The first step to making a whiskey sour is the creation of the sour mix. I did a bit of research to find out what was actually in this green nectar and found that in general it is just powdered citric acid, green food colouring and sugar (with foaming agents), rehydrated and then poured into an unsuspecting glass. However, ‘real’ sour mix is not hard to create – equal parts of citrus juice and sugar syrup. As ever, proportions are quibbled over and some like to add egg whites to make sure that you get a foamy drink when it’s shaken, but I decided to leave that out (especially as my simple syrup is quite sugary and foams nicely on its own with a bit of a hard shake). My first attempt used a couple of rather wrinkled limes and tasted a bit stale, but I went out with a mission to find good citrus fruit and obtained 3 limes and a couple of lemons to make attempt number 2. Unfortunately my mission didn’t lead to my finding a juicing device (specifically something looking like this, but I couldn’t even find a standard fruit reamer) so I squished my fruit using a hand and a fork (which is a) painful on the squishing hand after a bit and b) really painful if you have a cut on your hand) producing about 200ml of juice. I then mixed this with 200ml of syrup and made it up to 500ml with more syrup and some water (previously poured on the skins of the squished fruit and shaken around a bit to get as much citrusyness as I could), tweaking the taste to be sweet and sour, but not too strong.
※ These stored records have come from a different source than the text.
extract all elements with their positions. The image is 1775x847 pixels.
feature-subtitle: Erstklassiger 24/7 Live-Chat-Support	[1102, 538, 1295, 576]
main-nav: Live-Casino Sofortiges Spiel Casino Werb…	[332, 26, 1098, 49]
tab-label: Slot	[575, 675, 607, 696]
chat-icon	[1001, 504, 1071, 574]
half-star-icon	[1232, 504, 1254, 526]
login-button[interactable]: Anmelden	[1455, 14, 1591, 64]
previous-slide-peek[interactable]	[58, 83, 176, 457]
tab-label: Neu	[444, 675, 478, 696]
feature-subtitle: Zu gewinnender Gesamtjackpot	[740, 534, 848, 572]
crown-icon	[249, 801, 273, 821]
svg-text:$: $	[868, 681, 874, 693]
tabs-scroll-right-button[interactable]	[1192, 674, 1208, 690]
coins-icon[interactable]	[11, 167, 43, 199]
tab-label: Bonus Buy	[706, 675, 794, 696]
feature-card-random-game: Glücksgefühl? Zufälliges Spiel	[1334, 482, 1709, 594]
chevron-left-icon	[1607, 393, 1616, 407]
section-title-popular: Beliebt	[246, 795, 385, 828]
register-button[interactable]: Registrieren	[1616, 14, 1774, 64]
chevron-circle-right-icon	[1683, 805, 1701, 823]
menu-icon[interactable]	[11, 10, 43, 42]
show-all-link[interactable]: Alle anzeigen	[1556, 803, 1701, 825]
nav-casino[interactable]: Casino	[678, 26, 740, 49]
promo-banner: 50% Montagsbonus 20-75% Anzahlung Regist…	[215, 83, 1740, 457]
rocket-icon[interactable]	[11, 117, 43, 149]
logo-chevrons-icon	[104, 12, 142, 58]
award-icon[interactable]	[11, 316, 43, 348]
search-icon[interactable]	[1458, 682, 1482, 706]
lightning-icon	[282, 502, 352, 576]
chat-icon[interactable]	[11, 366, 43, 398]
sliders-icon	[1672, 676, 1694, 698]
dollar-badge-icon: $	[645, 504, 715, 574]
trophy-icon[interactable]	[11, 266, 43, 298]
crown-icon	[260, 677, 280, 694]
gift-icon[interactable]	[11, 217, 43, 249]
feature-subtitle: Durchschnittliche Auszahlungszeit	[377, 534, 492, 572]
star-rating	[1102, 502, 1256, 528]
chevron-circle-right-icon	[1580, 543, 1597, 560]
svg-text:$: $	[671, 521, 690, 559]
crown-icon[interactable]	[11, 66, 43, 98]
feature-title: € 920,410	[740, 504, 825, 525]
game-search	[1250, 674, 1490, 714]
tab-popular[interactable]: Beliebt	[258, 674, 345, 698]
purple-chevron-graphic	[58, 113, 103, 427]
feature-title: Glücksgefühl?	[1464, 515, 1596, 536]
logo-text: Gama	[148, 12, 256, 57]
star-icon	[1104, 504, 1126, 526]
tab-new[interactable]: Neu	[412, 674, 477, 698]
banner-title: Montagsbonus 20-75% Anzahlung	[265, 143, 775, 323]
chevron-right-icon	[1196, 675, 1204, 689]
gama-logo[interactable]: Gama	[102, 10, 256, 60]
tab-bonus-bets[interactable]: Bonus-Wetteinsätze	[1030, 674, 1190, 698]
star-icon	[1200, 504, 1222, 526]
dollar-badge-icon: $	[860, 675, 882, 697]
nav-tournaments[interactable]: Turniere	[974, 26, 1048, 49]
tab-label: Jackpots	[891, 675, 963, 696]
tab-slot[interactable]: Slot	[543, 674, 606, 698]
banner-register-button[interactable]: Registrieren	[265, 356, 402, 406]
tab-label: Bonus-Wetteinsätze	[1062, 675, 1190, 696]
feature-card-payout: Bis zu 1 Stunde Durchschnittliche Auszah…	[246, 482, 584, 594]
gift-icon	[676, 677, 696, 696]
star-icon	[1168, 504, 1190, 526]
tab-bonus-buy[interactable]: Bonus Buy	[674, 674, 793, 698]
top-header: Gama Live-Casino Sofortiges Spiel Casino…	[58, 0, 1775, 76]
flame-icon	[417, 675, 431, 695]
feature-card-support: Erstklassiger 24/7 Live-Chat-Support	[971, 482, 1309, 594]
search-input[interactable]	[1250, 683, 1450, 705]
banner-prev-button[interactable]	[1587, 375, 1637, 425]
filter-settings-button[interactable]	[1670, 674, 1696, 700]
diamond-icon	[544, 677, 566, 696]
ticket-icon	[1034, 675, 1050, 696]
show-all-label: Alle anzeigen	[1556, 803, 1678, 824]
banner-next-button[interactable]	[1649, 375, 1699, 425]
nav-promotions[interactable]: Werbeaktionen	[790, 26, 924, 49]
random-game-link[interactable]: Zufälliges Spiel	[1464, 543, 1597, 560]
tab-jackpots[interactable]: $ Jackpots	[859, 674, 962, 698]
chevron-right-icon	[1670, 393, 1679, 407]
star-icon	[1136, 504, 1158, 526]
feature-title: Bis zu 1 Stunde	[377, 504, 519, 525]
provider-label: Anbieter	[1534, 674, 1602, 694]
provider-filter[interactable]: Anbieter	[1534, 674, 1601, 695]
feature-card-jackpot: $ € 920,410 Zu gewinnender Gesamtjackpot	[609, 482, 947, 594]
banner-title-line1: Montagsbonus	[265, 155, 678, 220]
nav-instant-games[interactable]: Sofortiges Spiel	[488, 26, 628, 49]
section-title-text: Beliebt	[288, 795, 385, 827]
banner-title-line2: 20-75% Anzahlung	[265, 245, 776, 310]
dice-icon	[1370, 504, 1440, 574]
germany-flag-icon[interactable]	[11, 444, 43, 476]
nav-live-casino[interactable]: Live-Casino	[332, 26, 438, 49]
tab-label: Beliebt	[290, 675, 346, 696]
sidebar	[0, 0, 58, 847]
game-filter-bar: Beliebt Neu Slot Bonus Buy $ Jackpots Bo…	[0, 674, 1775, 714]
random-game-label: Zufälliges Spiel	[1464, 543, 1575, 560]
To construct the whiskey sour I put 50ml of whiskey in a shaker with 100ml of sour mix and a good handful of ice. I shook until the ice had cracked into smaller pieces and it had all gone a bit foamy, serving it unstrained in a round bottomed tumbler (cos it looks pretty) and garnished with a cocktail cherry.
It tasted marvellous.
This post was written while sitting on my balcony, drinking the pictured whisky sour and listening to The Rolling Stones’s Exile on Main Street, which I think might actually be the best album ever created. It’s getting cold now though, so I’m going inside.